Donc le Conseil d’Etat sauve le décret (et par ricochet le futur arrêté) de la carbonisation. Il ne pouvait pas aller jusqu’à poser qu’un cigare serait, faute d’être un produit du tabac équipé de filtre, à tout le moins un de ces « produits qui sont destinés à être utilisés avec des produits du tabac ».
Alors il a appliqué un critère de finalité et interprété la loi bien au delà de la formulation claire de la loi (et au delà de la formulation de la directive, mais ça le législateur en avait la faculté).
Les chances du requérant pour l’avenir sont donc en cendres.

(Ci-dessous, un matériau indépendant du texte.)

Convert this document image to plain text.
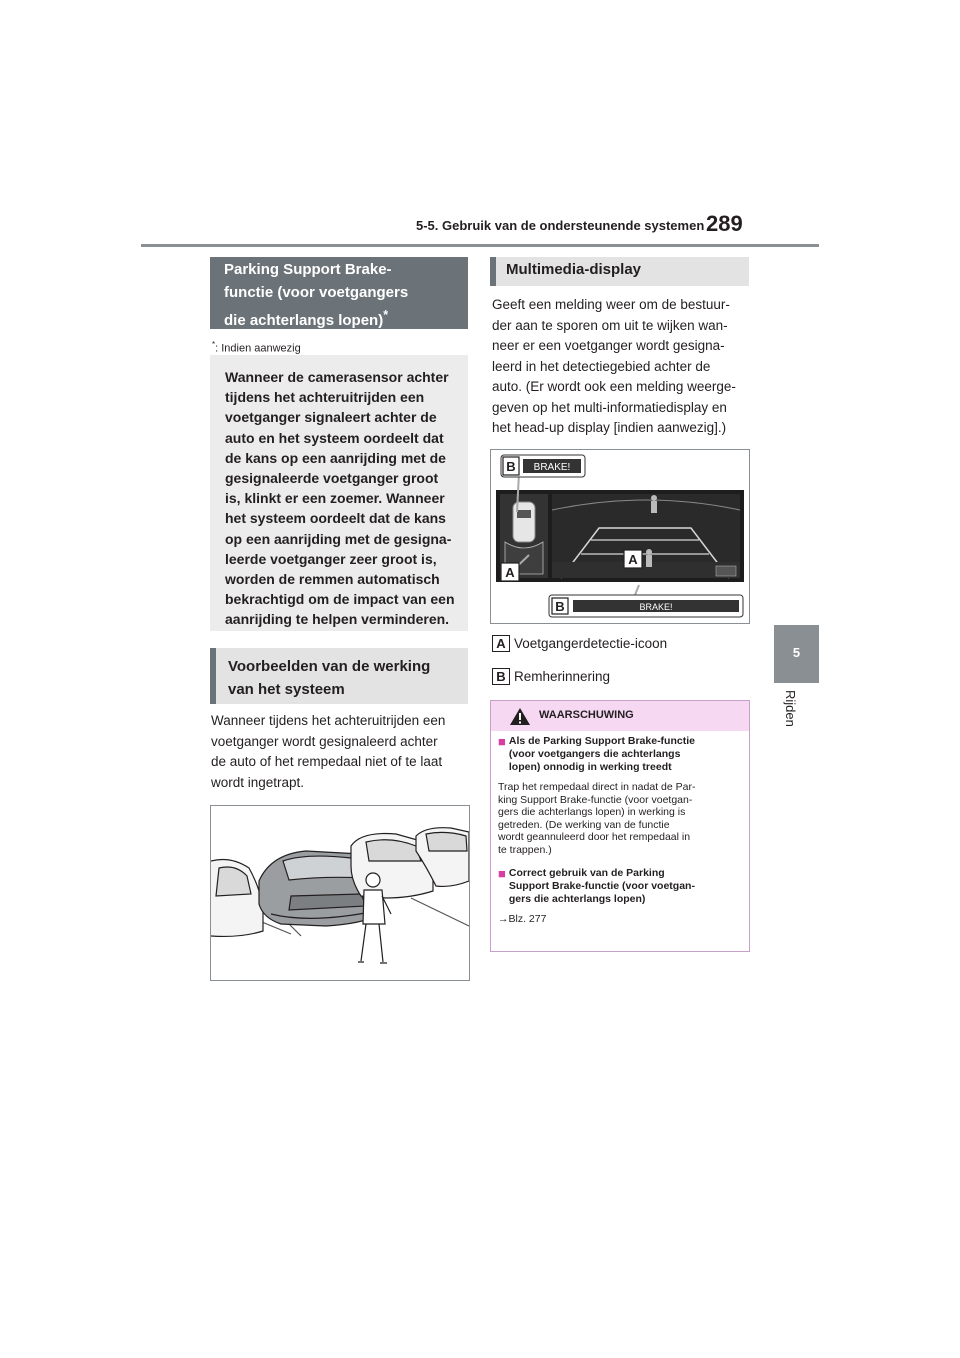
5-5. Gebruik van de ondersteunende systemen 289
5
Rijden
Parking Support Brake-
functie (voor voetgangers
die achterlangs lopen)*
*: Indien aanwezig
Wanneer de camerasensor achter
tijdens het achteruitrijden een
voetganger signaleert achter de
auto en het systeem oordeelt dat
de kans op een aanrijding met de
gesignaleerde voetganger groot
is, klinkt er een zoemer. Wanneer
het systeem oordeelt dat de kans
op een aanrijding met de gesigna-
leerde voetganger zeer groot is,
worden de remmen automatisch
bekrachtigd om de impact van een
aanrijding te helpen verminderen.
Voorbeelden van de werking
van het systeem
Wanneer tijdens het achteruitrijden een
voetganger wordt gesignaleerd achter
de auto of het rempedaal niet of te laat
wordt ingetrapt.
Multimedia-display
Geeft een melding weer om de bestuur-
der aan te sporen om uit te wijken wan-
neer er een voetganger wordt gesigna-
leerd in het detectiegebied achter de
auto. (Er wordt ook een melding weerge-
geven op het multi-informatiedisplay en
het head-up display [indien aanwezig].)
B BRAKE!
A
A
B	BRAKE!
A Voetgangerdetectie-icoon
B Remherinnering
WAARSCHUWING
■ Als de Parking Support Brake-functie
(voor voetgangers die achterlangs
lopen) onnodig in werking treedt
Trap het rempedaal direct in nadat de Par-
king Support Brake-functie (voor voetgan-
gers die achterlangs lopen) in werking is
getreden. (De werking van de functie
wordt geannuleerd door het rempedaal in
te trappen.)
■ Correct gebruik van de Parking
Support Brake-functie (voor voetgan-
gers die achterlangs lopen)
→Blz. 277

On peut s’indigner de cette manière de tordre le sens des textes portant clairs dans la décision du Conseil relative au décret.
Mais la finalité du législateur semble pour ce que j’avais lu des débats parlementaires avoir été en ce sens. Et la commercialisation de produits sans filtre eût sinon conduit à une voie de contournement de cette REP.
Reste que le prochain qui me dit que le Conseil d’Etat ne conduit pas une politique jurisprudentielle en termes d’édification de normes, qu’il se contente d’appliquer le droit en respectant les syllogismes les plus proches de la lettre des textes applicables, je lui déverse sur son paillasson un semi-remorque de cendres issues de la combustion de 100 ans de Lebon.